Trump stands up to Syria
No one has been more critical and opposed to the policies of President Trump than me. In the aftermath of his strike on Syria ("U.S. missiles hit Syrian base," Friday), I stand with our president and will not second-guess his actions.
The atrocious gassing and torturous deaths of innocent Syrian civilians, including children, was a war crime. There is no question that it was perpetrated by the Syrian government, as it has done before. It had to be addressed. It left a no-win situation for leaders who were repulsed by it.
The Syrian morass demonstrates the importance of maintaining good relations with our allies, because we will need their help in situations such as this, so that the civilized world speaks with one voice.
I thank the president for demonstrating that a nation such as ours will not stand idly by as barbaric behavior is perpetrated.
|Oren M. Spiegler, Upper St. Clair, Pa.
Get the facts before attacking
Without definitive proof or congressional approval President Trump launched yet more destruction on a devastated country. A more-reasoned approach would have called for an independent international investigation. But, then he couldn't have diverted the attention from the investigation into possible Republican/Russian interference in the 2016 elections.

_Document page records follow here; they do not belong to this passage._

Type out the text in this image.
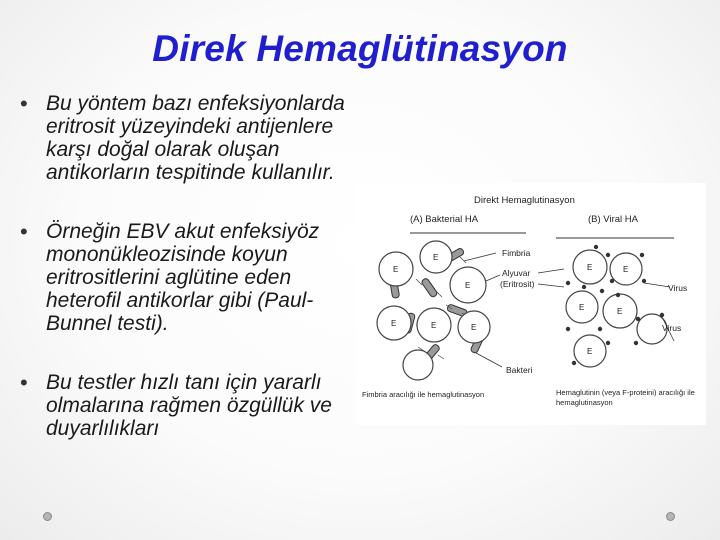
Direk Hemaglütinasyon
• Bu yöntem bazı enfeksiyonlarda eritrosit yüzeyindeki antijenlere karşı doğal olarak oluşan antikorların tespitinde kullanılır.
• Örneğin EBV akut enfeksiyöz mononükleozisinde koyun eritrositlerini aglütine eden heterofil antikorlar gibi (Paul-Bunnel testi).
• Bu testler hızlı tanı için yararlı olmalarına rağmen özgüllük ve duyarlılıkları
Direkt Hemaglutinasyon
(A) Bakterial HA	(B) Viral HA
E
E
E
E	E	E
Fimbria
Alyuvar
(Eritrosit)
Bakteri
E	E
E	E
E
Virus
Virus
Fimbria aracılığı ile hemaglutinasyon	Hemaglutinin (veya F-proteini) aracılığı ile
hemaglutinasyon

So, as he sheds tears over Syrian children (though banning them from the United States), he systematically cuts laws and regulations that protect American children from poisoned air, water, and food.
One commentator reasoned that the timing for the chemical attack was specious in that the war in Syria has turned in favor of the Assad regime, the truce was still functioning, and a political meeting was scheduled. It also followed the sending of 500 U.S. troops into Syria without congressional authorization.
|Aaron Libson, Philadelphia
McConnell's short memory
Mitch McConnell is shameless. The Senate majority leader accused Democrats of bringing the august deliberative chamber to "a new low" in forcing him to trigger the so-called nuclear option, ending traditional Senate minority filibusters, and giving the Supreme Court keys to the inmate majority and letting them run the asylum ("Senate showdown," Tuesday).
He had the temerity to suggest that "history will be watching" the Democrats. If impartial history is paying attention, it will also be staring balefully at McConnell and his "they did it" pointed finger. Just ask President Barack Obama's nominee to the court, Judge Merrick Garland, what he thinks. It will be the first hearing he gets.
|Kenneth M. Foti, Malvern, email@example.com
Ways to stop 'testilying'
The Inquirer special report ("Tangled justice: Rise of 'testilying," April 2) is an important reminder that we need a better way to assess truthfulness and reexamine old convictions. But readers concerned about "testilying" must distinguish between lies resulting from pressure and fear and lies arising from a desire to convict.
Some witnesses accurately reveal that a suspect committed a crime and then lie in court because of fear of retaliation. Others lie when they tell police a suspect committed the crime because of pressure from police. But police lies are a byproduct of what the Supreme Court once called being "engaged in the often competitive enterprise of ferreting out crime."
Taping of witness interviews in serious cases will reduce fights in the courtroom over what was said and the likelihood of a witness being subject to undue police pressure.
But police testilying? A cultural change among police and prosecutors is an essential first step; use of cameras by police to record criminal investigations is a second one; and diligent defense counsel, going to the scene where police claim events occurred to test visibility, a third.
|Jules Epstein, professor of law, Temple University, Philadelphia
Wage history is discriminatory
On Tuesday, women rallied across the country - and in Harrisburg - for equal pay. On Wednesday, the Philadelphia Chamber of Commerce took a stand against wage equality by announcing a lawsuit against the city to allow employers to grow profits on the backs of women ("Chamber will sue over pay measure," Thursday).
April 4, 2017 symbolizes the day when women on average will be paid as much as men were paid by Dec. 31, 2016. The wage gap exists. Only bias fully explains it. Legal protections are not working. Legal reform is needed, and Philadelphia has taken the lead by enacting a ban on employers from asking job applicants for salary history, starting next month. But the Chamber is intent on undoing the new law.
Wage history is irrelevant to an employee's value. It only perpetuates pay discrimination. Employers have other valid factors, such as education and experience, to consider when evaluating employee pay.